Oncology Times: Based on the retrospective analysis of real-world data, what are the key implications for clinical practice and future research regarding the optimal treatment approach for patients who have de novo mCSPC, and how can treatment intensification be improved to meet the unmet needs of these patients?

 

Freedland: "We know, across many studies, that treatment intensification by adding either novel hormonal therapies, chemotherapy, or both to standard ADT improves survival. Herein, we see, yet again, the uptake of this is far from ideal in real-world studies. Thus, research needs to pinpoint the exact reasons. There are likely multiple reasons, and the reasons may vary from provider to provider and patient to patient.

 

"One key barrier, in my opinion, is provider knowledge. Thus, we, as a community, need to better educate physicians and care providers about the dramatic survival benefits of these treatments. We also need to educate them about the side effects and how to manage the side effects. Once someone knows how to assess and manage a side effect, it no longer seems so scary.

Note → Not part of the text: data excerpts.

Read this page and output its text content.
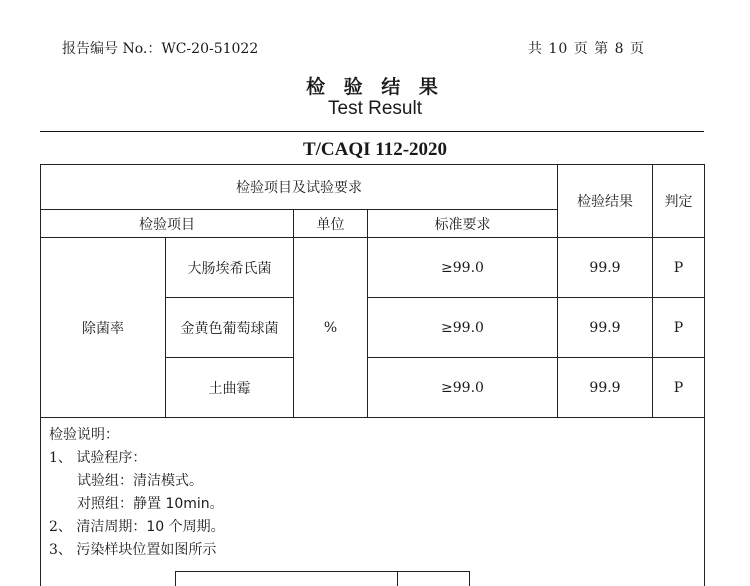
报告编号 No.：WC-20-51022	共 10 页 第 8 页
检 验 结 果
Test Result
T/CAQI 112-2020
检验项目及试验要求
检验项目	单位	标准要求
检验结果	判定
除菌率	%
大肠埃希氏菌	≥99.0	99.9	P
金黄色葡萄球菌	≥99.0	99.9	P
土曲霉	≥99.0	99.9	P
检验说明：
1、 试验程序：
试验组：清洁模式。
对照组：静置 10min。
2、 清洁周期：10 个周期。
3、 污染样块位置如图所示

Thus, education needs to play a major role in improving these practice patterns.

 

"Going forward, other questions will arise, particularly in that many metastases are being diagnosed via PSMA. Does a PSMA+ lesion require the same level of intensive therapy? What if someone undergoes metastases-directed therapy-do they need any systemic therapy and, if so, how and for how long? Understanding patterns in this ever-changing world can help us identify what is happening in the real world, what the gaps are and, hopefully, the best treatment approaches to optimize both quality and quantity of life."

 

Dibash Kumar Das is a contributing writer.